Every marriage takes work, said John Burns in The New York Times, but by becoming Princess Catherine, the former Kate Middleton has taken on the added burden of saving “the anachronism of the monarchy in a democratic age.” The British are still reasonably fond of their royal family, but the institution was badly damaged by the disastrous marriage of Prince Charles and Diana Spencer—with its multiple affairs, its intercepted phone calls with “excruciating expressions of sexual yearning” for other people, and its awful, soap-opera ending.
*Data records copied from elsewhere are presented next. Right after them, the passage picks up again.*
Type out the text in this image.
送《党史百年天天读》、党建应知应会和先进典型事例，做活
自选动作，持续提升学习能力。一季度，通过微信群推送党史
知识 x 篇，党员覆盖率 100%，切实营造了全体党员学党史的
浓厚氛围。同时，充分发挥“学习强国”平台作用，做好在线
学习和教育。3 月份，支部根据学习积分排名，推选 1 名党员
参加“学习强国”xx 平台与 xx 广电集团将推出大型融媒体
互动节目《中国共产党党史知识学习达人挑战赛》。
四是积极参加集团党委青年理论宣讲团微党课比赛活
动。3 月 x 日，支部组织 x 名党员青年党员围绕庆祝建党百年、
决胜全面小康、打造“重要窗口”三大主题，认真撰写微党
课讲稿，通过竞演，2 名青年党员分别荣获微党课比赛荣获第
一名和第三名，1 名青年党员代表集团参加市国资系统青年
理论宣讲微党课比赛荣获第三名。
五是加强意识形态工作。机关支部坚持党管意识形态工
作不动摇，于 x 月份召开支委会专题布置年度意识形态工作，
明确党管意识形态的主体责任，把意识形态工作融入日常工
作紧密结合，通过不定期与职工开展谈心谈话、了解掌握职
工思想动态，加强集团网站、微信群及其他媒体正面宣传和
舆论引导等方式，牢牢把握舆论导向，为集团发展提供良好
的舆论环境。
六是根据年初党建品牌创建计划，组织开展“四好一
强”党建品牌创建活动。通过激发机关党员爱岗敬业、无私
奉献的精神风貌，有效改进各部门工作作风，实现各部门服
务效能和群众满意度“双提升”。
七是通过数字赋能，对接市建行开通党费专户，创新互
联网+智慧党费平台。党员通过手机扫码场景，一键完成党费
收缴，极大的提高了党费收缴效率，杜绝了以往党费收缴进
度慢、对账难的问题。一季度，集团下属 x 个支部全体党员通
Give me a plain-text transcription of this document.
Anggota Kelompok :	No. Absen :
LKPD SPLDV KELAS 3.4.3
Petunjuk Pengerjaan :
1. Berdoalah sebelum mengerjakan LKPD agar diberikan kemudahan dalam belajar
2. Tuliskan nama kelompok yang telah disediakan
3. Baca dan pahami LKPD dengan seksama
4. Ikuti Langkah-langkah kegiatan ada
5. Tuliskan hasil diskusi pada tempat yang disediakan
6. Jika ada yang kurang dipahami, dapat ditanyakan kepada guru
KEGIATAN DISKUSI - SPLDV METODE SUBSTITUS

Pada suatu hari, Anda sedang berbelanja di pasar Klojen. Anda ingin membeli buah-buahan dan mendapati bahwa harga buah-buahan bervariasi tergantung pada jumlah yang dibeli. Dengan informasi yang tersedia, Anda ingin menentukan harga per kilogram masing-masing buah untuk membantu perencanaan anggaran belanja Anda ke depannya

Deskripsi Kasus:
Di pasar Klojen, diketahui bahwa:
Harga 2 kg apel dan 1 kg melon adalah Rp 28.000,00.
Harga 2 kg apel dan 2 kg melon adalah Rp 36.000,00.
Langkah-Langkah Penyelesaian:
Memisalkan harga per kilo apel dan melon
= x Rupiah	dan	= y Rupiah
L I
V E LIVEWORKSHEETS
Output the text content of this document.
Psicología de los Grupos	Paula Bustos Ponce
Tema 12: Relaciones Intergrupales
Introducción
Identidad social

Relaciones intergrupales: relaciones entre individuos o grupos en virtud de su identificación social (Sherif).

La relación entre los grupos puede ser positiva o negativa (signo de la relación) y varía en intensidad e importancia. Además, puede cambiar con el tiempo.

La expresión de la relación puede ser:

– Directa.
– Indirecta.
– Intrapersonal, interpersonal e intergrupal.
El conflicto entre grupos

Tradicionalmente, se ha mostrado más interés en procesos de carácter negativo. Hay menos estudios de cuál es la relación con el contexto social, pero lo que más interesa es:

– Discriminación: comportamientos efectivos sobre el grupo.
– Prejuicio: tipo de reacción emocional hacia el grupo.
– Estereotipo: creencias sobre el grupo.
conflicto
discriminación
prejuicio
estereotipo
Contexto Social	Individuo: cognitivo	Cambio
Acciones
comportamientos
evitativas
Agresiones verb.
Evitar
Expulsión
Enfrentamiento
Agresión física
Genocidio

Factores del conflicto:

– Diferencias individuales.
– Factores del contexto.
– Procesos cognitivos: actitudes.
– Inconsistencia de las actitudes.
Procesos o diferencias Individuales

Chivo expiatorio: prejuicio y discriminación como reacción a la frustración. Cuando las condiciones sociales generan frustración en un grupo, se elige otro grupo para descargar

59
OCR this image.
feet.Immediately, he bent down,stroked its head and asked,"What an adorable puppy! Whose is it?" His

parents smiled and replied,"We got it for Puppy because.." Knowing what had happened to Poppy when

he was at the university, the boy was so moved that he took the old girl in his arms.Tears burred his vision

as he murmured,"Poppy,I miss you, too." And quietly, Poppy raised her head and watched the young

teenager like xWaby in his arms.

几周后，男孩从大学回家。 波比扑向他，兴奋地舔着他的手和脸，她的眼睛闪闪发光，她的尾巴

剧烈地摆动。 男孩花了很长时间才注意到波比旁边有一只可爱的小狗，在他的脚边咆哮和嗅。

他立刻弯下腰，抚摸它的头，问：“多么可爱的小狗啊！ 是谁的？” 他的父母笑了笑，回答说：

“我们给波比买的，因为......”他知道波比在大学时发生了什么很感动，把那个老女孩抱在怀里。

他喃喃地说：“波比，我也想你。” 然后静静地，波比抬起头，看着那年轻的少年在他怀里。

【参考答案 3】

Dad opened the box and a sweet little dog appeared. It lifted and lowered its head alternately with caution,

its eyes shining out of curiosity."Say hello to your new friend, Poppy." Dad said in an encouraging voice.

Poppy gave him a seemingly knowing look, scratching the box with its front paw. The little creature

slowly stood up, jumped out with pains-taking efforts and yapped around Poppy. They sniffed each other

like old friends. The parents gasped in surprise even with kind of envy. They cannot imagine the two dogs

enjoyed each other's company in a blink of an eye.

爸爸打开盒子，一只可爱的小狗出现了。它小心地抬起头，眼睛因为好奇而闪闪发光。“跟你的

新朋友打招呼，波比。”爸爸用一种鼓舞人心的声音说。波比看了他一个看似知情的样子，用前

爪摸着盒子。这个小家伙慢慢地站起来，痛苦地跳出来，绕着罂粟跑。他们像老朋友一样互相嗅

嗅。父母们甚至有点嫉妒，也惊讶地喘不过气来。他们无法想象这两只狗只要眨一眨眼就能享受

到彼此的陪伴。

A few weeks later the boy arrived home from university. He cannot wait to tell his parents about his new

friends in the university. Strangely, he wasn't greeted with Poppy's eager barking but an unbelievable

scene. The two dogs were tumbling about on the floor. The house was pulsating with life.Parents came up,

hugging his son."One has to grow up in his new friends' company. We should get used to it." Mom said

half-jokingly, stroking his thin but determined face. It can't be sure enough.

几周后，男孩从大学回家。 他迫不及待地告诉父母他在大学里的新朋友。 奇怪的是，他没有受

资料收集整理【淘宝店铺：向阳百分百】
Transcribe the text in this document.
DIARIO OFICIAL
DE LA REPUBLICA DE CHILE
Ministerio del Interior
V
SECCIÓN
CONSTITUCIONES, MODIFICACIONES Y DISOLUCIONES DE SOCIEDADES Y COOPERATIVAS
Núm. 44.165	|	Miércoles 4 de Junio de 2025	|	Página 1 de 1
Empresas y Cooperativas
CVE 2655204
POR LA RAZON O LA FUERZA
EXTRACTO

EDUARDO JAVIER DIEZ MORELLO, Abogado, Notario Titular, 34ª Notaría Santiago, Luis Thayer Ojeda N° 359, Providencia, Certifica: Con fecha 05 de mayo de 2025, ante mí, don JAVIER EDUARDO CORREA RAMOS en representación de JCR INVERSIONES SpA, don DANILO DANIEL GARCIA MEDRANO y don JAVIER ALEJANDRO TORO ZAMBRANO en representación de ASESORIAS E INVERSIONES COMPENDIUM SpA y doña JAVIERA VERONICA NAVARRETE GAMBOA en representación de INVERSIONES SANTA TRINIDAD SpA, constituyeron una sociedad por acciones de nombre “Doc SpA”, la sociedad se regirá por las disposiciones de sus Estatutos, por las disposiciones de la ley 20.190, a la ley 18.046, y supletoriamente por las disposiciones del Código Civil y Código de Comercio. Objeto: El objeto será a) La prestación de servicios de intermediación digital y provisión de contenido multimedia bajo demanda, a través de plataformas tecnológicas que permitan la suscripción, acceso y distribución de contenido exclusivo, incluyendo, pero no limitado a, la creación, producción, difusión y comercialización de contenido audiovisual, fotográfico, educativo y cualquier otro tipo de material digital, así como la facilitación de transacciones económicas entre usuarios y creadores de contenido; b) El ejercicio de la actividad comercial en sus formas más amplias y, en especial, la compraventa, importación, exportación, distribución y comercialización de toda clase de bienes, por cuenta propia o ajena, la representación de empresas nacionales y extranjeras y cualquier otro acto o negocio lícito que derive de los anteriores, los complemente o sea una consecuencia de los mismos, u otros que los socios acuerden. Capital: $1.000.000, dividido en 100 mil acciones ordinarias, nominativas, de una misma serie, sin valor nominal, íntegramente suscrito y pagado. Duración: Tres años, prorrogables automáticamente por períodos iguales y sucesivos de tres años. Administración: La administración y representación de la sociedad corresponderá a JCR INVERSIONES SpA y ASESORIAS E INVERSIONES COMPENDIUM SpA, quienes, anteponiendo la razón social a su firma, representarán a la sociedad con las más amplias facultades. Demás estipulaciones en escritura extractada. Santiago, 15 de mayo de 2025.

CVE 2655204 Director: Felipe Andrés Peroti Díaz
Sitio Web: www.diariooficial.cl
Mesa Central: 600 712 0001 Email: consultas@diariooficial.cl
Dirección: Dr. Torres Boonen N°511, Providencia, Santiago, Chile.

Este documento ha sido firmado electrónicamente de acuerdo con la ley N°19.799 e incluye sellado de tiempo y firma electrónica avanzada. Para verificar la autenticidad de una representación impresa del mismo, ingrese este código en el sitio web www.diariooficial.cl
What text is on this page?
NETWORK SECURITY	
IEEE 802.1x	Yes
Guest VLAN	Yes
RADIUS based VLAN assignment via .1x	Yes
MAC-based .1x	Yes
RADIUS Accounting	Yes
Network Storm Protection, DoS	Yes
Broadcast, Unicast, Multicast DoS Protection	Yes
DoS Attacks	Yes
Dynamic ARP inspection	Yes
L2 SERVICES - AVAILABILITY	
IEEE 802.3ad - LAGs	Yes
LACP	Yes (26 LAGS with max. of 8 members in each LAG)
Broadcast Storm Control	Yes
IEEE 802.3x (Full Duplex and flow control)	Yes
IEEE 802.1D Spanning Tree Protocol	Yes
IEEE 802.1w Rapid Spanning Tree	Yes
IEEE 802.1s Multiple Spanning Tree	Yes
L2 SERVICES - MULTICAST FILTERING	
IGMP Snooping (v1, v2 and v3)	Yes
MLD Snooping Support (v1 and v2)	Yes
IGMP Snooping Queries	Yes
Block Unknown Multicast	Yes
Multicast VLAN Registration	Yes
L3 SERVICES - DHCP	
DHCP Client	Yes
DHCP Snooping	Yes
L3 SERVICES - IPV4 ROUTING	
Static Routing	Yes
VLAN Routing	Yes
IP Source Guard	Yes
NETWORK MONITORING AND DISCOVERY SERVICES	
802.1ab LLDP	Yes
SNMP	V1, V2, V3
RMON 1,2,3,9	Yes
Indeed, a long series of embarrassing divorces and personal and financial scandals has shaken the royal family’s foundations “as never before in modern times.” Can Kate, along with her new husband, Prince William, rebrand this inept family of oddballs for the 21st century?

So far, Kate has not made a single false step, said Lauren Collins in The New Yorker. She has expertly climbed Britain’s social ladder, emerging from a middle-class family of “arrivistes” who became wealthy through a party-supply business. At posh Marlborough College, Kate’s friends say, she put up a poster of William on her dorm-room wall, like a target, before the two met and fell in love. When they briefly broke up, Kate kept her mouth shut, gave William the space he craved, and went out on the town in “a spray-on miniskirt.” Sure enough, he came back. Most important of all, Kate knows that her public role is to look beautiful and let William take the lead—unlike Diana, who hogged the spotlight. “Queen Catherine, as she one day will be, seems to have what it takes,” said Andrew Roberts in the London Spectator. The snobs who are aghast that William chose a “commoner” will soon “be lost in admiration of her poise and professionalism.”